A better understanding of the workings of the System is crucial to find timely solutions. Science is indispensable.

However, we still only have a very rudimentary understanding of historical processes and international relations: These are ignorant ‘sciences’. The existence of ‘underlying’ highly deterministic laws – for example – is still ignored. Don’t disturb!

This fundamental shortcoming hampers us in our ability to shape the international system, and ensure our collective well-being.

Historical research and international relations theory must be founded on science – and no longer on self-serving dogmas – to be able to make valuable contributions to the challenges we face.

In my research, I show that in 1495 the System (Europe, the core of the System at that point of time) reached a critical mass and started producing war dynamics, with remarkable regularity.
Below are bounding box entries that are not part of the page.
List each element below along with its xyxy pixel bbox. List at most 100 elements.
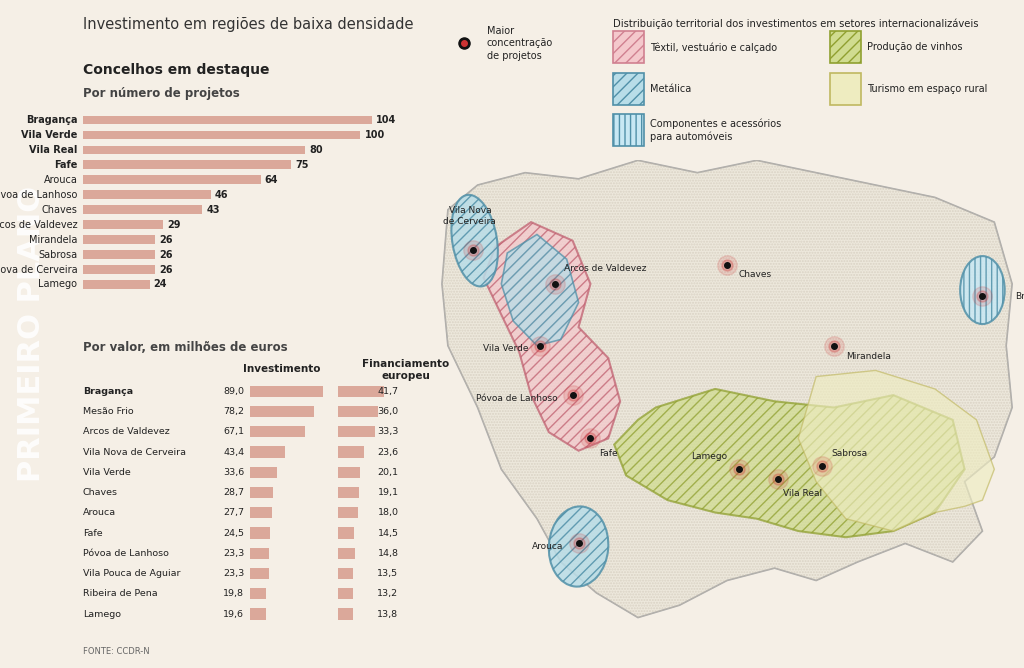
Ellipse shape bbox=[549, 506, 608, 587]
Polygon shape bbox=[483, 222, 621, 451]
Text: Vila Real: Vila Real bbox=[783, 490, 822, 498]
Text: 19,8: 19,8 bbox=[223, 589, 245, 599]
Bar bbox=[83, 281, 150, 289]
Text: Sabrosa: Sabrosa bbox=[831, 450, 867, 458]
Text: 26: 26 bbox=[160, 250, 173, 259]
Text: Lamego: Lamego bbox=[691, 452, 727, 462]
Text: Lamego: Lamego bbox=[83, 609, 121, 619]
Bar bbox=[83, 250, 155, 259]
Text: Vila Real: Vila Real bbox=[29, 145, 78, 154]
Text: Investimento em regiões de baixa densidade: Investimento em regiões de baixa densida… bbox=[83, 17, 414, 31]
Text: Arcos de Valdevez: Arcos de Valdevez bbox=[0, 220, 78, 230]
Text: Chaves: Chaves bbox=[83, 488, 118, 497]
Text: 23,3: 23,3 bbox=[223, 549, 245, 558]
Bar bbox=[612, 114, 644, 146]
Text: Mirandela: Mirandela bbox=[846, 352, 891, 361]
Text: Arouca: Arouca bbox=[532, 542, 563, 551]
Text: 13,2: 13,2 bbox=[378, 589, 398, 599]
Text: 75: 75 bbox=[295, 160, 308, 170]
Bar bbox=[250, 609, 265, 620]
Text: 33,3: 33,3 bbox=[377, 428, 398, 436]
Text: Distribuição territorial dos investimentos em setores internacionalizáveis: Distribuição territorial dos investiment… bbox=[612, 19, 978, 29]
Bar bbox=[338, 406, 378, 417]
Text: Componentes e acessórios
para automóveis: Componentes e acessórios para automóveis bbox=[650, 118, 781, 142]
Polygon shape bbox=[442, 160, 1012, 617]
Bar bbox=[338, 385, 384, 397]
Bar bbox=[83, 265, 155, 274]
Text: 104: 104 bbox=[376, 115, 396, 125]
Text: 14,8: 14,8 bbox=[378, 549, 398, 558]
Bar bbox=[338, 467, 360, 478]
Text: 13,5: 13,5 bbox=[378, 569, 398, 578]
Text: 64: 64 bbox=[264, 174, 279, 184]
Bar bbox=[250, 446, 286, 458]
Bar bbox=[338, 528, 354, 538]
Text: 78,2: 78,2 bbox=[223, 407, 245, 416]
Polygon shape bbox=[502, 234, 579, 346]
Bar bbox=[250, 406, 313, 417]
Polygon shape bbox=[799, 370, 994, 531]
Bar bbox=[83, 220, 164, 228]
Text: 24,5: 24,5 bbox=[223, 528, 245, 538]
Bar bbox=[250, 548, 268, 559]
Text: Vila Nova de Cerveira: Vila Nova de Cerveira bbox=[83, 448, 186, 456]
Bar bbox=[250, 426, 305, 438]
Text: 46: 46 bbox=[215, 190, 228, 200]
Ellipse shape bbox=[452, 195, 498, 287]
Bar bbox=[83, 130, 360, 139]
Text: 33,6: 33,6 bbox=[223, 468, 245, 477]
Text: Póvoa de Lanhoso: Póvoa de Lanhoso bbox=[83, 549, 169, 558]
Bar bbox=[338, 446, 365, 458]
Text: Fafe: Fafe bbox=[599, 450, 617, 458]
Text: Por valor, em milhões de euros: Por valor, em milhões de euros bbox=[83, 341, 288, 353]
Text: Vila Verde: Vila Verde bbox=[22, 130, 78, 140]
Bar bbox=[338, 507, 358, 518]
Bar bbox=[250, 507, 272, 518]
Bar bbox=[338, 426, 375, 438]
Text: Vila Nova de Cerveira: Vila Nova de Cerveira bbox=[0, 265, 78, 275]
Text: Mirandela: Mirandela bbox=[29, 234, 78, 244]
Text: Arouca: Arouca bbox=[43, 174, 78, 184]
Text: 26: 26 bbox=[160, 234, 173, 244]
Bar bbox=[338, 589, 352, 599]
Text: 28,7: 28,7 bbox=[223, 488, 245, 497]
Text: 43,4: 43,4 bbox=[223, 448, 245, 456]
Bar bbox=[83, 160, 291, 169]
Text: Arcos de Valdevez: Arcos de Valdevez bbox=[563, 264, 646, 273]
Text: Investimento: Investimento bbox=[243, 364, 321, 374]
Polygon shape bbox=[614, 389, 965, 537]
Bar bbox=[338, 487, 359, 498]
Bar bbox=[250, 487, 273, 498]
Text: Têxtil, vestuário e calçado: Têxtil, vestuário e calçado bbox=[650, 42, 777, 53]
Text: Chaves: Chaves bbox=[739, 270, 772, 279]
Text: 80: 80 bbox=[309, 145, 323, 154]
Text: Ribeira de Pena: Ribeira de Pena bbox=[83, 589, 158, 599]
Bar bbox=[250, 568, 268, 579]
Text: Póvoa de Lanhoso: Póvoa de Lanhoso bbox=[0, 190, 78, 200]
Text: 23,3: 23,3 bbox=[223, 569, 245, 578]
Bar bbox=[83, 206, 203, 214]
Text: 24: 24 bbox=[154, 279, 167, 289]
Text: Metálica: Metálica bbox=[650, 84, 691, 94]
Text: Fafe: Fafe bbox=[83, 528, 102, 538]
Text: Arouca: Arouca bbox=[83, 508, 116, 517]
Text: Sabrosa: Sabrosa bbox=[38, 250, 78, 259]
Text: Financiamento
europeu: Financiamento europeu bbox=[362, 359, 450, 381]
Bar bbox=[250, 467, 278, 478]
Bar bbox=[829, 73, 861, 105]
Text: 100: 100 bbox=[365, 130, 385, 140]
Text: 19,6: 19,6 bbox=[223, 609, 245, 619]
Ellipse shape bbox=[961, 256, 1005, 324]
Bar bbox=[338, 568, 353, 579]
Text: Por número de projetos: Por número de projetos bbox=[83, 87, 240, 100]
Text: 26: 26 bbox=[160, 265, 173, 275]
Text: Vila Pouca de Aguiar: Vila Pouca de Aguiar bbox=[83, 569, 180, 578]
Bar bbox=[338, 609, 353, 620]
Bar bbox=[83, 116, 372, 124]
Text: Arcos de Valdevez: Arcos de Valdevez bbox=[83, 428, 170, 436]
Text: 29: 29 bbox=[168, 220, 181, 230]
Bar bbox=[250, 528, 269, 538]
Bar bbox=[83, 235, 155, 244]
Text: 36,0: 36,0 bbox=[378, 407, 398, 416]
Bar bbox=[83, 176, 260, 184]
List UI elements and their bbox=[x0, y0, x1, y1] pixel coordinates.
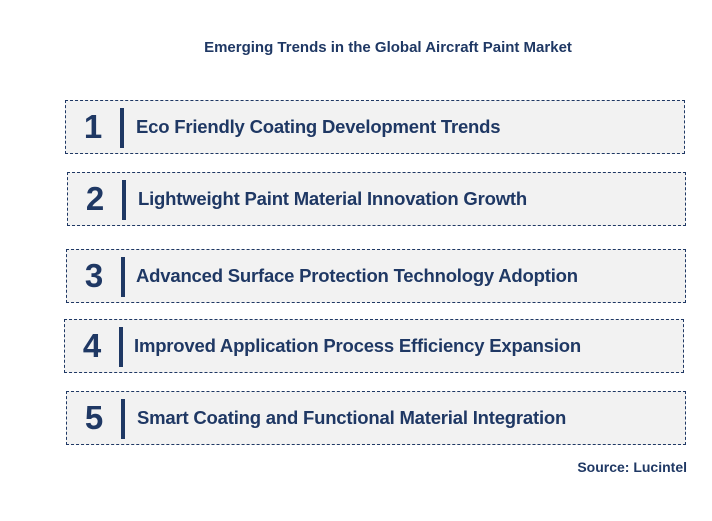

A closer look reveals that ‘simple’ physical laws and several networks mechanisms determine certain key-characteristics of war dynamics (i.e. the timing and intensity of systemic wars), and also shape(d) the events that led up to wars.

It is possible to distinguish between a contingent and a deterministic domain.

The events historians, social scientists and international relations theoreticians typically focus on, take place in the contingent domain, where change also plays an important role. However, they are not aware of the existence of an underlying deterministic domain, which is governed by physical laws.

It is only possible to make sense of historical processes, the development of the System and international relations, if both domains – and their interactions – are taken into consideration: Physical laws (the deterministic domain) determine and shape war dynamics (the contingent domain), but the reverse is also the case as for example the exceptional war dynamics during the period 1657-1762 show, when non-systemic war dynamics were temporarily not chaotic in nature because of the intense rivalry between Great Britain and France; this caused a delay in the development of the second war cycle (1648-1815).

Two questions are relevant.

The first question is: Why were historians and social scientist not able to ‘discover’ the underlying deterministic domain, and its decisive impact on historical events?

Various reasons explain this shortcoming: The tendency of historians to study single events, to ignore long term-developments, and in case long-term dynamics are studied (and data is used), to use a very limited and biased perspective.

Historians typically tried to make sense of (long-term) war dynamics by grouping wars in periods of 100 years (1500-1600, 1600-1700, etc.) and ignored the fact – and the possibility – that man-made centuries, are not the correct unit of analysis for a naturally evolving system.

That is indeed the case, as I show: During the period 1495-1945, the System produced four accelerating war cycles – consistent with physical laws – which cannot be identified when centuries are used as unit of analysis.

These new insights have brought to light important errors in the works of historians.

The second question is: Why until today – despite proof to the contrary – is it still problematic for historians and social scientists to accept that humanity – and their dynamics – are not exempted from physical laws?

Part of the answer lies in the ‘entrenched’ reluctance of historians and social scientists to use the scientific method and to limit themselves in their analyses to a narrative (and often opinionated) approach. It also is difficult – it seems – to except that humanity and their dynamics are not exempted from physical laws. We are special, but not so special.

It is time social scientists, historians and international relations theoreticians no longer ignore basic facts, base their research on the scientific method, and ensure that their scientific discipline starts making meaningful contributions to find sensible and useful answers to the challenges humanity confronts.